La última vez que vi al maestro insigne fue en su quinta de Menton, en el verano de 1926. Era un domingo del mes de septiembre. Llegué a Fontana Rosa sin previo aviso; franqueé la puerta del jardín; recorrí los senderos de este. No había nadie. La servidumbre, por la festividad del día, gozaba, sin duda, de asueto.
Quedé un momento contemplando aquel ambiente de dulzura y de poesía en que se desarrollaba, en su plena madurez, la vida genial del artista. Me aventuré a abordar la casa, penetré en un salón y di voces. Allí estaba el maestro. Salió a recibirme, lleno de sorpresa, con los brazos abiertos.
Estaba solo, es decir, solo no: rodeado de su inmensa biblioteca, frente a su mesa de trabajo, como un titán junto a su portentosa fragua. Destacábase sobre la mesa un montón de cuartillas: yunque divino donde golpeaba bravamente el maestro, arrancando las chispas de su apasionada inspiración.
Comenzó su charla amena, su charla interminable, con voz levemente quejumbrosa, con ese tono de dejadez elegante que había adquirido en los últimos tiempos.
Me llevó por toda la casa, me hizo subir a las alturas de su torreón, de donde se contemplaba la inmensidad del mar. Tenía el Mediterráneo en aquella hora del crepúsculo un rumor inédito, unos vivos colores desconocidos, como si se sintiera subyugado por el imán de las pupilas del novelista insigne, que había sido su mágico cantor.

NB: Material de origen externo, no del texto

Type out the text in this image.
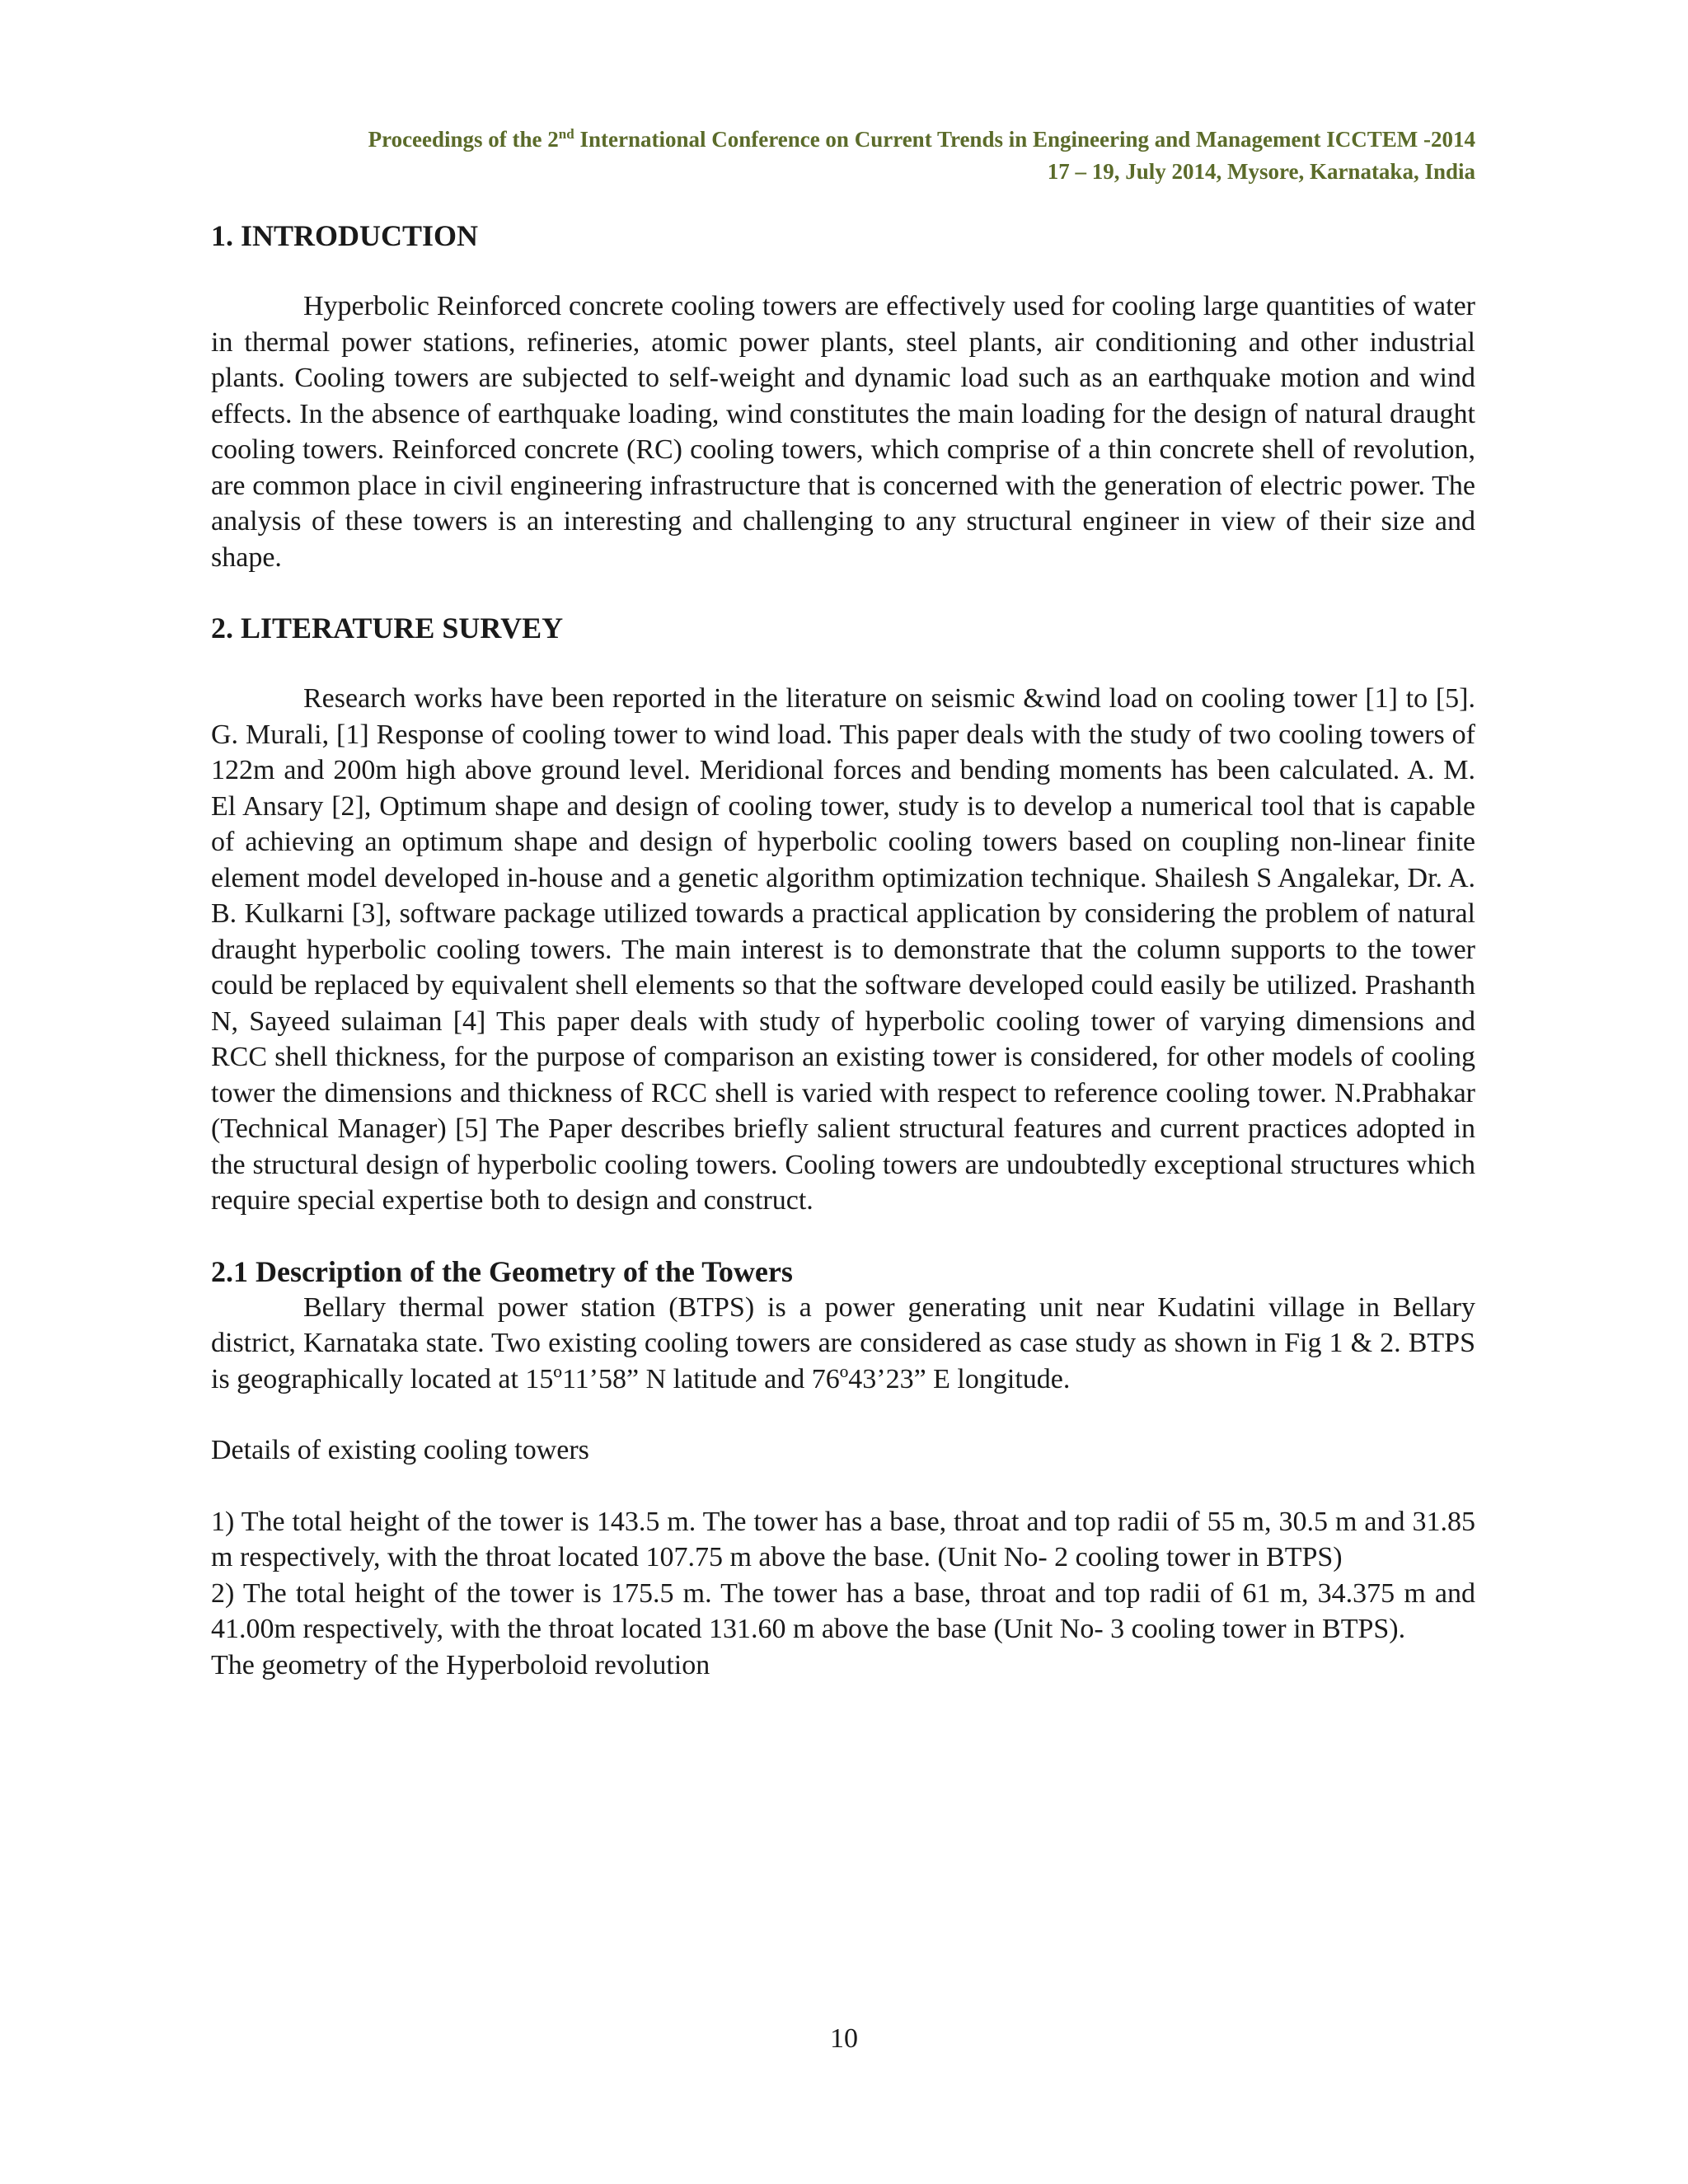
Proceedings of the 2nd International Conference on Current Trends in Engineering and Management ICCTEM -2014
17 – 19, July 2014, Mysore, Karnataka, India
1. INTRODUCTION

Hyperbolic Reinforced concrete cooling towers are effectively used for cooling large quantities of water in thermal power stations, refineries, atomic power plants, steel plants, air conditioning and other industrial plants. Cooling towers are subjected to self-weight and dynamic load such as an earthquake motion and wind effects. In the absence of earthquake loading, wind constitutes the main loading for the design of natural draught cooling towers. Reinforced concrete (RC) cooling towers, which comprise of a thin concrete shell of revolution, are common place in civil engineering infrastructure that is concerned with the generation of electric power. The analysis of these towers is an interesting and challenging to any structural engineer in view of their size and shape.

2. LITERATURE SURVEY

Research works have been reported in the literature on seismic &wind load on cooling tower [1] to [5]. G. Murali, [1] Response of cooling tower to wind load. This paper deals with the study of two cooling towers of 122m and 200m high above ground level. Meridional forces and bending moments has been calculated. A. M. El Ansary [2], Optimum shape and design of cooling tower, study is to develop a numerical tool that is capable of achieving an optimum shape and design of hyperbolic cooling towers based on coupling non-linear finite element model developed in-house and a genetic algorithm optimization technique. Shailesh S Angalekar, Dr. A. B. Kulkarni [3], software package utilized towards a practical application by considering the problem of natural draught hyperbolic cooling towers. The main interest is to demonstrate that the column supports to the tower could be replaced by equivalent shell elements so that the software developed could easily be utilized. Prashanth N, Sayeed sulaiman [4] This paper deals with study of hyperbolic cooling tower of varying dimensions and RCC shell thickness, for the purpose of comparison an existing tower is considered, for other models of cooling tower the dimensions and thickness of RCC shell is varied with respect to reference cooling tower. N.Prabhakar (Technical Manager) [5] The Paper describes briefly salient structural features and current practices adopted in the structural design of hyperbolic cooling towers. Cooling towers are undoubtedly exceptional structures which require special expertise both to design and construct.

2.1 Description of the Geometry of the Towers

Bellary thermal power station (BTPS) is a power generating unit near Kudatini village in Bellary district, Karnataka state. Two existing cooling towers are considered as case study as shown in Fig 1 & 2. BTPS is geographically located at 15º11’58” N latitude and 76º43’23” E longitude.

Details of existing cooling towers

1) The total height of the tower is 143.5 m. The tower has a base, throat and top radii of 55 m, 30.5 m and 31.85 m respectively, with the throat located 107.75 m above the base. (Unit No- 2 cooling tower in BTPS)

2) The total height of the tower is 175.5 m. The tower has a base, throat and top radii of 61 m, 34.375 m and 41.00m respectively, with the throat located 131.60 m above the base (Unit No- 3 cooling tower in BTPS).

The geometry of the Hyperboloid revolution

10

La charla de Blasco continuaba abundante, incoercible. Habló con vanidad un poco pueril de sus éxitos económicos; niño grande que solo veía en sus triunfos un juguete halagador. Habló de sus proyectos literarios, de sus novelas en embrión, y entonces subió a borbotones la pasión a sus labios, adquirió su voz el tono cálido de sus viejos tiempos de tribuno, y levantó sus brazos de gigante como si quisiera abarcar la inmensidad.

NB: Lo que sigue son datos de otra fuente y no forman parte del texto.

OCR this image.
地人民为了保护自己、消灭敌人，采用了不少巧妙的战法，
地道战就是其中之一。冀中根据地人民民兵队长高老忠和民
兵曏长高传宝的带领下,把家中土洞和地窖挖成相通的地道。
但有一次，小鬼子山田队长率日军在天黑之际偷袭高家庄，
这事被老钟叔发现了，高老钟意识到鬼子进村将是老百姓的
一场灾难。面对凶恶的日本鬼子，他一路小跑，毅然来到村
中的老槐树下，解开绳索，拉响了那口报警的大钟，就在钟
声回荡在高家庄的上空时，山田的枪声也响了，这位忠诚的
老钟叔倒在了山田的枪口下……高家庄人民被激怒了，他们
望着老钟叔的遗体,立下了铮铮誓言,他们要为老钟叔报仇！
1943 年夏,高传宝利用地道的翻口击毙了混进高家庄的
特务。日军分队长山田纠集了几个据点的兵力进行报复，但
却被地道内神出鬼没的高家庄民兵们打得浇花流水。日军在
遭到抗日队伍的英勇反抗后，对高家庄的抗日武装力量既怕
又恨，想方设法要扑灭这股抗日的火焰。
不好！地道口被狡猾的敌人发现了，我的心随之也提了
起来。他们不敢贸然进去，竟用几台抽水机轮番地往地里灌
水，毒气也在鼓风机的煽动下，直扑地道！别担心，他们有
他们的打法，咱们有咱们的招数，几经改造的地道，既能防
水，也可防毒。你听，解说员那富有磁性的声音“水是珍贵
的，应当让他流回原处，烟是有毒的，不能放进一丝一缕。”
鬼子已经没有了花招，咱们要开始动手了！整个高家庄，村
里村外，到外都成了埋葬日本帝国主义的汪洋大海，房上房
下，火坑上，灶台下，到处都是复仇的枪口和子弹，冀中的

Era el corazón que latía apasionado por el arte, suprema razón de la existencia de Blasco. Ese corazón que le hacía cobijar el proyecto de dedicar Fontana Rosa a refugio de literatos pobres. Ese corazón que le hacía hablar de Valencia con nostalgia llena de amargura, con llanto apenas perceptible en los ojos, como se habla de una mujer hondamente amada, que no acertó nunca a comprendernos…
Ese corazón que todo lo pudo, no ha logrado resistir los embates de una enfermedad, y al cesar en su ritmo, dijérase que el corazón de Valencia, que solo se nutre de arte, ha dejado también de palpitar.